Critical Importance of the First Postoperative Week After Head and Neck Free Flap Reconstruction: A National Analysis of Takebacks
Nicholas A. Elmer1, Pablo A. Baltodano2, Theresa Webster3, Briana Kaplunov3, Rohan Brebion3, Karen Massada4, Mengying Deng5, Brian Egleston5, M. Shuja Shafqat2, Sameer Patel2
1Sidney Kimmel Medical College at Thomas Jefferson University, 2Fox Chase Cancer Center/ Temple University Division of Plastic and Reconstructive Surgery, 3Mercy Catholic Medical Center Division of General Surgery, Philadelphia, PA, 4Biostatistics and Bioinformatics Facility, Fox Chase Cancer Center, Philadelphia, PA
Background: Head and neck free flaps remain associated with considerable rates of takeback and prolonged hospital length of stay. However, there have been no studies on a national level benchmarking the timeline and predictors of head and neck free flap takeback. This study aims to analyze the timing and risk factors of head and neck free flap takeback on a national level.

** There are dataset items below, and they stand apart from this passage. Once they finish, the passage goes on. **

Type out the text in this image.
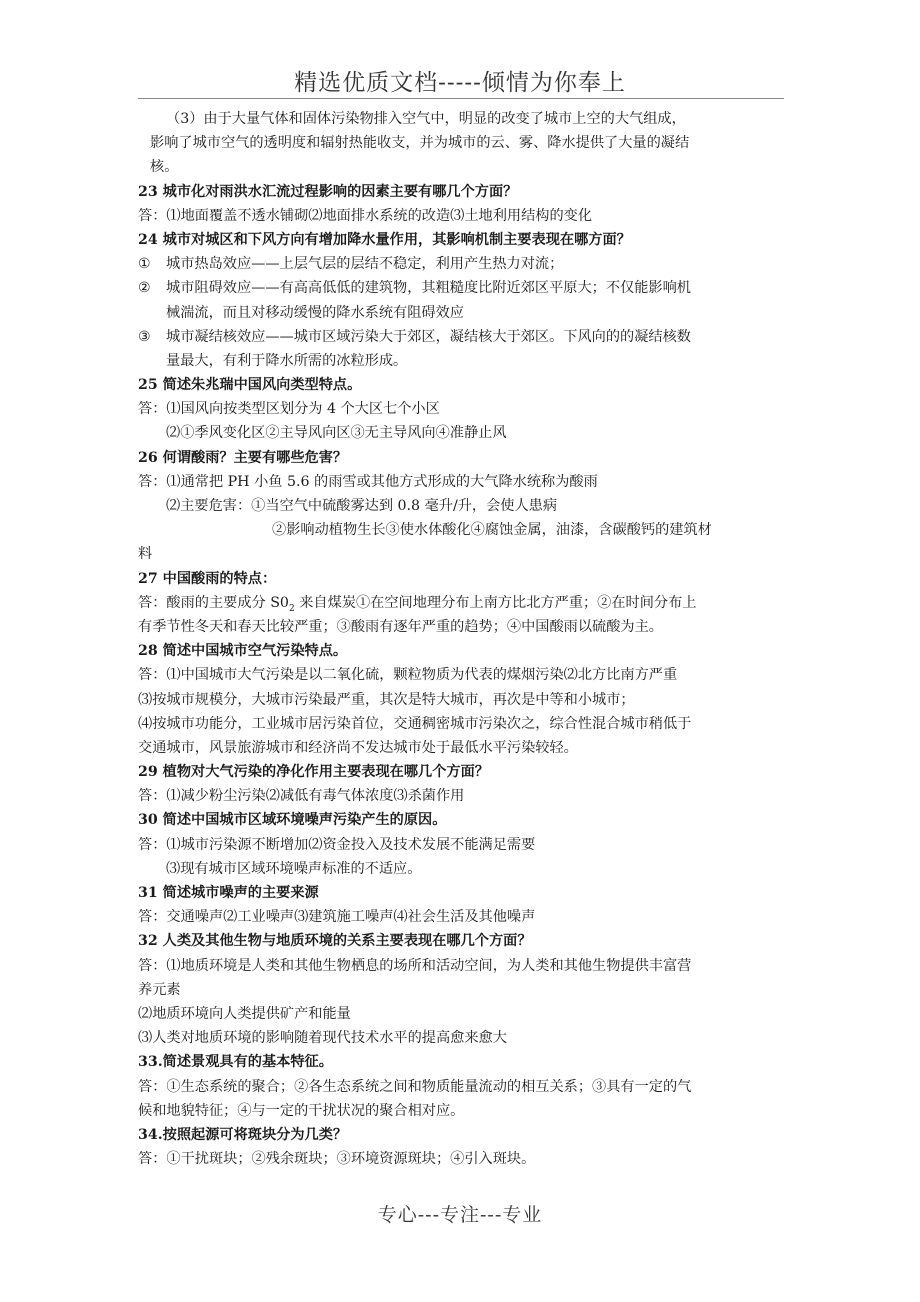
精选优质文档-----倾情为你奉上
（3）由于大量气体和固体污染物排入空气中，明显的改变了城市上空的大气组成，
影响了城市空气的透明度和辐射热能收支，并为城市的云、雾、降水提供了大量的凝结
核。
23 城市化对雨洪水汇流过程影响的因素主要有哪几个方面？
答：⑴地面覆盖不透水铺砌⑵地面排水系统的改造⑶土地利用结构的变化
24 城市对城区和下风方向有增加降水量作用，其影响机制主要表现在哪方面？
①	城市热岛效应——上层气层的层结不稳定，利用产生热力对流；
②	城市阻碍效应——有高高低低的建筑物，其粗糙度比附近郊区平原大；不仅能影响机
械湍流，而且对移动缓慢的降水系统有阻碍效应
③	城市凝结核效应——城市区域污染大于郊区，凝结核大于郊区。下风向的的凝结核数
量最大，有利于降水所需的冰粒形成。
25 简述朱兆瑞中国风向类型特点。
答：⑴国风向按类型区划分为 4 个大区七个小区
⑵①季风变化区②主导风向区③无主导风向④准静止风
26 何谓酸雨？主要有哪些危害？
答：⑴通常把 PH 小鱼 5.6 的雨雪或其他方式形成的大气降水统称为酸雨
⑵主要危害：①当空气中硫酸雾达到 0.8 毫升/升，会使人患病
②影响动植物生长③使水体酸化④腐蚀金属，油漆，含碳酸钙的建筑材
料
27 中国酸雨的特点：
答：酸雨的主要成分 $S0_2$ 来自煤炭①在空间地理分布上南方比北方严重；②在时间分布上
有季节性冬天和春天比较严重；③酸雨有逐年严重的趋势；④中国酸雨以硫酸为主。
28 简述中国城市空气污染特点。
答：⑴中国城市大气污染是以二氧化硫，颗粒物质为代表的煤烟污染⑵北方比南方严重
⑶按城市规模分，大城市污染最严重，其次是特大城市，再次是中等和小城市；
⑷按城市功能分，工业城市居污染首位，交通稠密城市污染次之，综合性混合城市稍低于
交通城市，风景旅游城市和经济尚不发达城市处于最低水平污染较轻。
29 植物对大气污染的净化作用主要表现在哪几个方面？
答：⑴减少粉尘污染⑵减低有毒气体浓度⑶杀菌作用
30 简述中国城市区域环境噪声污染产生的原因。
答：⑴城市污染源不断增加⑵资金投入及技术发展不能满足需要
⑶现有城市区域环境噪声标准的不适应。
31 简述城市噪声的主要来源
答：交通噪声⑵工业噪声⑶建筑施工噪声⑷社会生活及其他噪声
32 人类及其他生物与地质环境的关系主要表现在哪几个方面？
答：⑴地质环境是人类和其他生物栖息的场所和活动空间，为人类和其他生物提供丰富营
养元素
⑵地质环境向人类提供矿产和能量
⑶人类对地质环境的影响随着现代技术水平的提高愈来愈大
33.简述景观具有的基本特征。
答：①生态系统的聚合；②各生态系统之间和物质能量流动的相互关系；③具有一定的气
候和地貌特征；④与一定的干扰状况的聚合相对应。
34.按照起源可将斑块分为几类？
答：①干扰斑块；②残余斑块；③环境资源斑块；④引入斑块。
专心---专注---专业
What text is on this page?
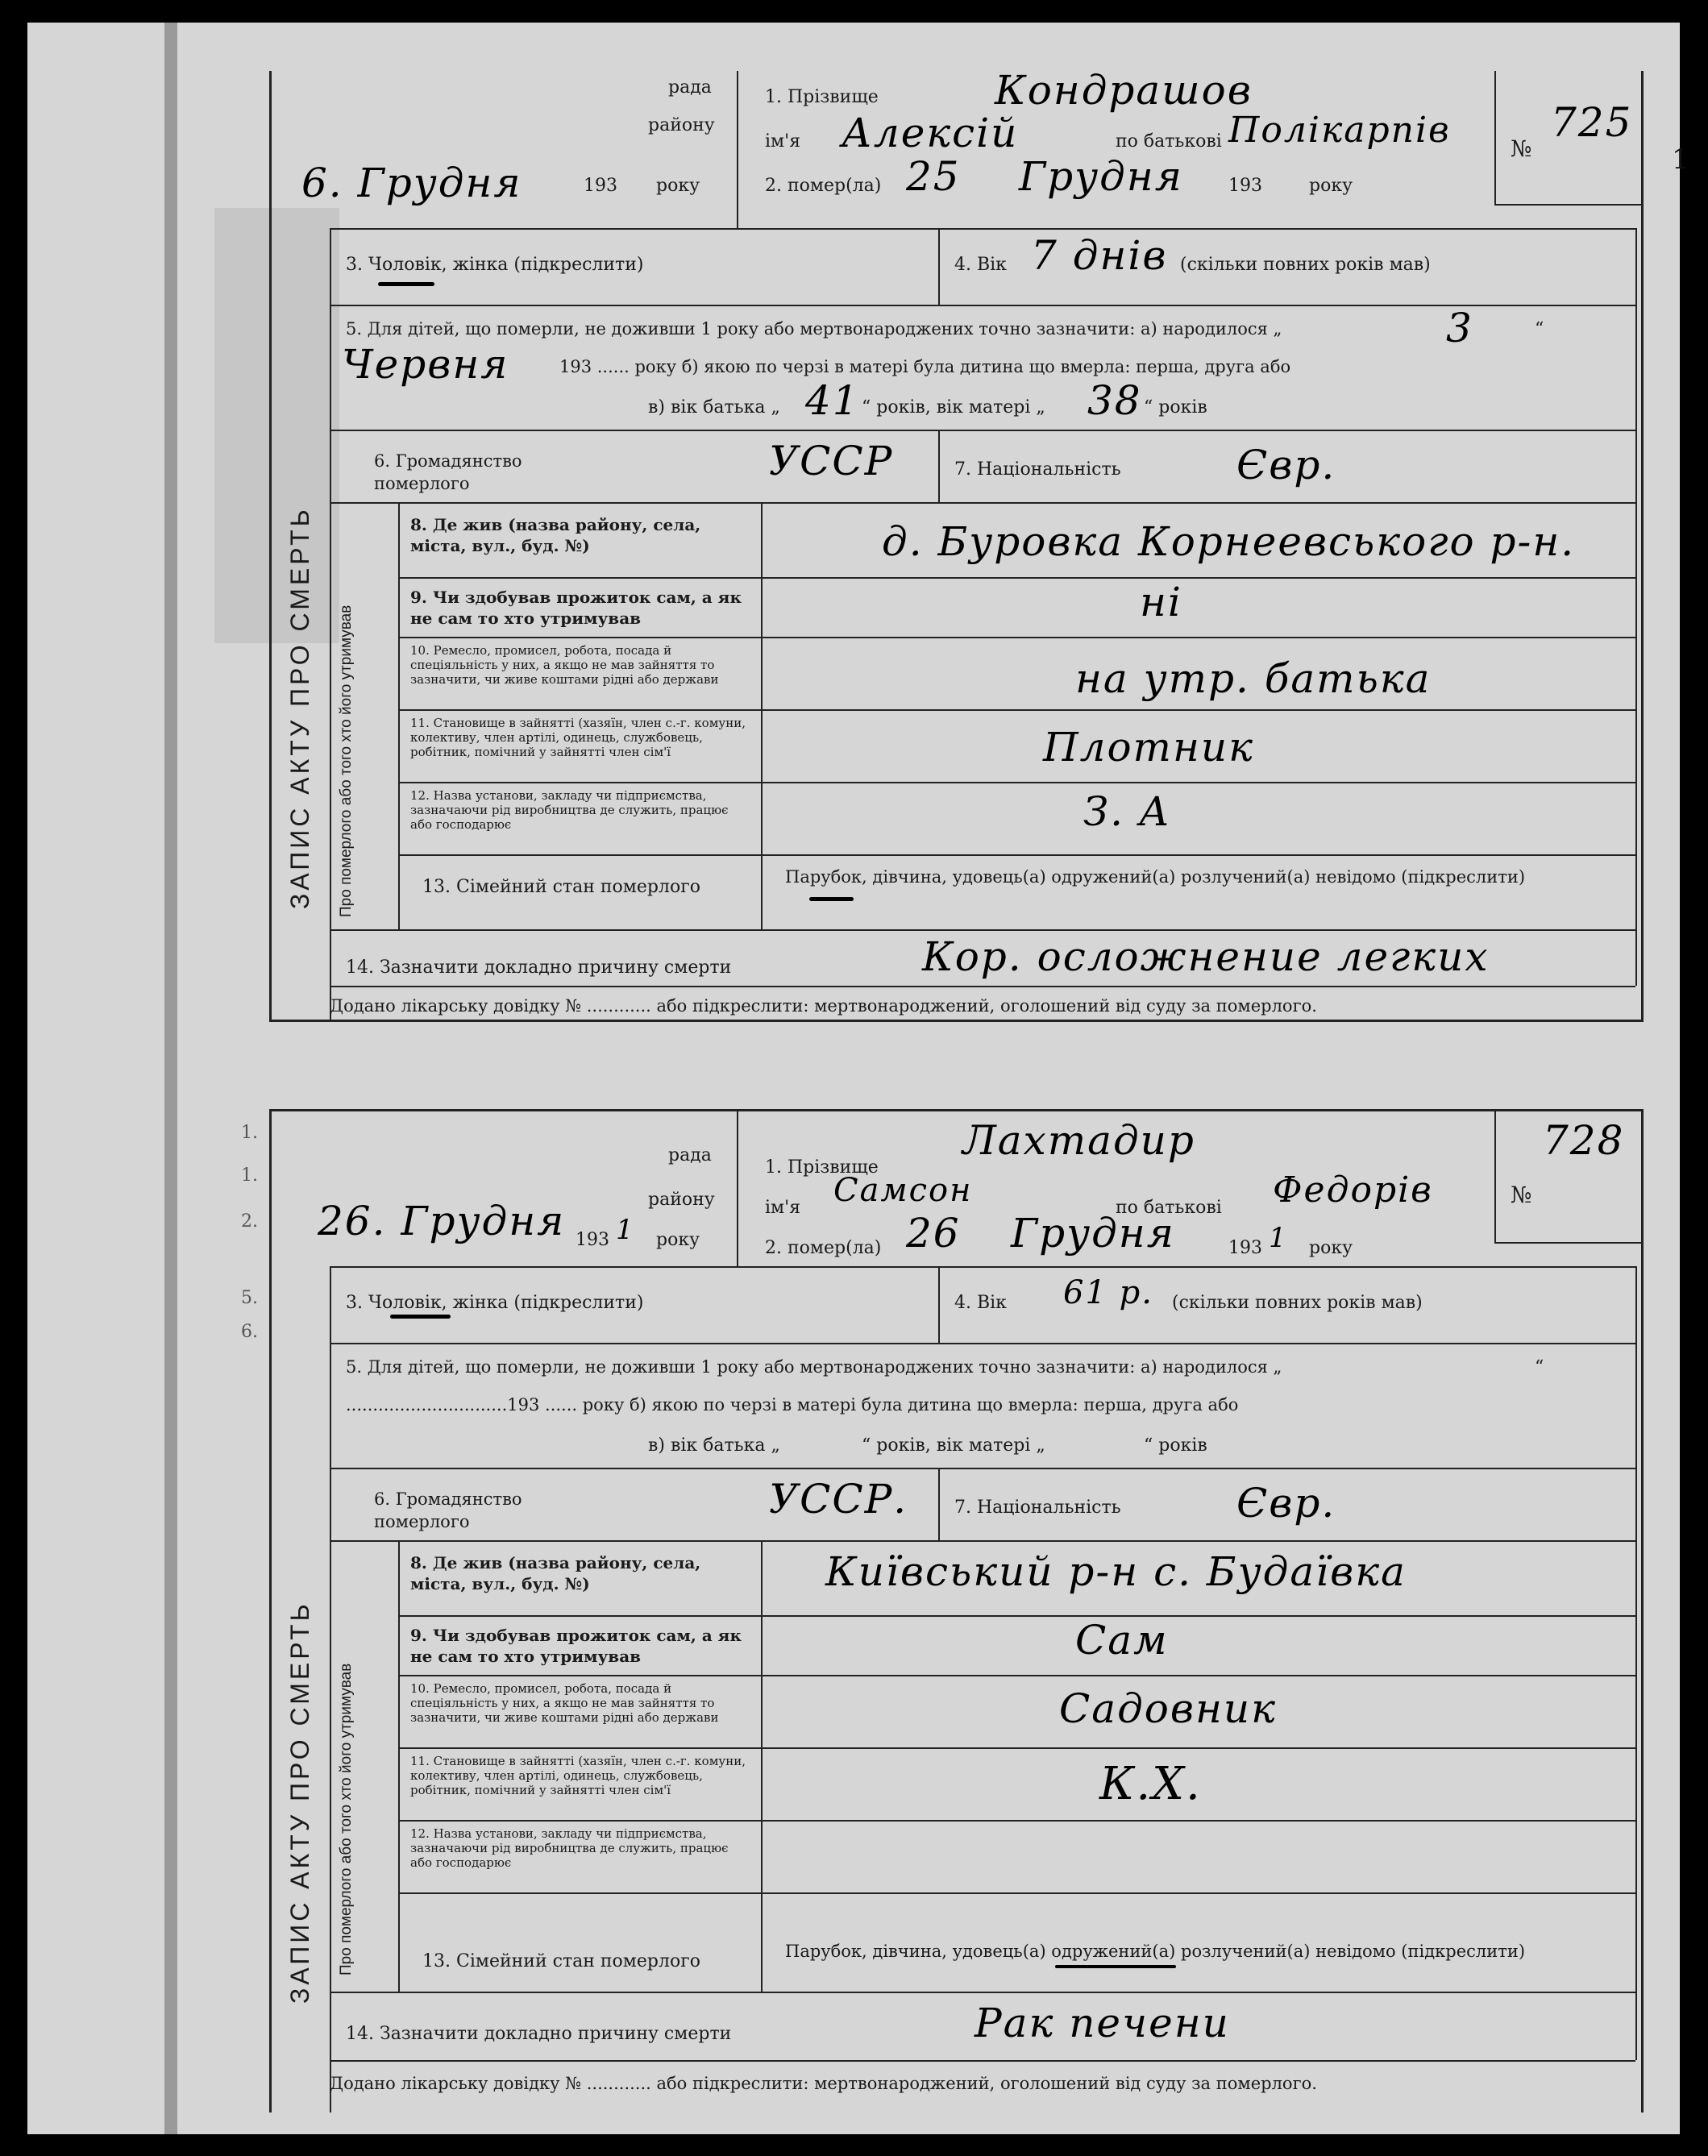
1.
1.
2.
5.
6.
1
рада
району
6. Грудня	193 року
1. Прізвище	Кондрашов
ім'я Алексій	по батькові Полікарпів
2. помер(ла) 25 Грудня	193	року
№
725
3. Чоловік, жінка (підкреслити)	4. Вік 7 днів (скільки повних років мав)
5. Для дітей, що померли, не доживши 1 року або мертвонароджених точно зазначити: а) народилося „	“
3
Червня	193 ...... року б) якою по черзі в матері була дитина що вмерла: перша, друга або
в) вік батька „ 41 “ років, вік матері „ 38 “ років
6. Громадянство померлого	УССР	7. Національність	Євр.
Про померлого або того хто його утримував
8. Де жив (назва району, села, міста, вул., буд. №)	д. Буровка Корнеевського р-н.
9. Чи здобував прожиток сам, а як не сам то хто утримував	ні
10. Ремесло, промисел, робота, посада й спеціяльність у них, а якщо не мав зайняття то зазначити, чи живе коштами рідні або держави	на утр. батька
11. Становище в зайнятті (хазяїн, член с.-г. комуни, колективу, член артілі, одинець, службовець, робітник, помічний у зайнятті член сім'ї	Плотник
12. Назва установи, закладу чи підприємства, зазначаючи рід виробництва де служить, працює або господарює	З. А
13. Сімейний стан померлого	Парубок, дівчина, удовець(а) одружений(а) розлучений(а) невідомо (підкреслити)
14. Зазначити докладно причину смерти	Кор. осложнение легких
Додано лікарську довідку № ............ або підкреслити: мертвонароджений, оголошений від суду за померлого.
ЗАПИС АКТУ ПРО СМЕРТЬ
рада
району
26. Грудня 193 1 року
1. Прізвище
Лахтадир
ім'я Самсон	по батькові Федорів
2. помер(ла) 26 Грудня	193 1 року
№
728
3. Чоловік, жінка (підкреслити)	4. Вік 61 р. (скільки повних років мав)
5. Для дітей, що померли, не доживши 1 року або мертвонароджених точно зазначити: а) народилося „	“
..............................193 ...... року б) якою по черзі в матері була дитина що вмерла: перша, друга або
в) вік батька „	“ років, вік матері „	“ років
6. Громадянство померлого	УССР.	7. Національність	Євр.
Про померлого або того хто його утримував
8. Де жив (назва району, села, міста, вул., буд. №)	Київський р-н с. Будаївка
9. Чи здобував прожиток сам, а як не сам то хто утримував	Сам
10. Ремесло, промисел, робота, посада й спеціяльність у них, а якщо не мав зайняття то зазначити, чи живе коштами рідні або держави	Садовник
11. Становище в зайнятті (хазяїн, член с.-г. комуни, колективу, член артілі, одинець, службовець, робітник, помічний у зайнятті член сім'ї	К.Х.
12. Назва установи, закладу чи підприємства, зазначаючи рід виробництва де служить, працює або господарює
13. Сімейний стан померлого	Парубок, дівчина, удовець(а) одружений(а) розлучений(а) невідомо (підкреслити)
14. Зазначити докладно причину смерти	Рак печени
Додано лікарську довідку № ............ або підкреслити: мертвонароджений, оголошений від суду за померлого.
ЗАПИС АКТУ ПРО СМЕРТЬ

Methods: Patients undergoing head and neck free flap reconstruction from the ACS-NSQIP 2012-2019 database were analyzed to determine the rates of takeback. Timing and rates of unplanned head and neck free flap takebacks were stratified by tissue type and post-operative day (POD) over the first month. Generalized linear models assuming log link, Gamma family, and robust standard errors were used to compare proportions over time. Multivariable logistic regression was used to identify the independent predictors of takeback.
Results: 3,906 head and neck free flaps were analyzed. The mean daily proportion of patients experiencing takeback during POD 0-1 was 1.89%, this dropped significantly to a mean daily proportion of 0.54% during POD 2 (P<0.01). Additionally, a significant drop in takeback was seen comparing POD 4 to POD 5-30 from 0.2% to 0.034%/day (P<0.01). The soft tissue flap population demonstrated a similar trend in takeback. The mean daily proportion of osseous free flap takeback did not demonstrate clinically statistical significance but followed a similar trend. There was no significant difference among other flap locations and rates of reoperation. BMI, functional status, smoking status, ASA class, and presence of wound infection were not associated with increased rates of takeback. African American race (p <0.05) was found to be significant independent risk factor for takeback.
Conclusion:: This is the first national study to specifically analyze the timing of takeback in the head and neck reconstruction population. This data highlights the importance of flap monitoring during the first post-operative week; with ERAS pathway optimization aiming for discharge by the end of POD 5. Although, we acknowledge that hospital discharge depends on more factors than just the risk of takeback, based on data from this nationally validated timeline, we encourage institutions to strive to optimize their protocols and aim for discharge by the end of POD 5. This would represent a data-driven strategy to reduce the currently existing wide variability in length of hospital stay in this population.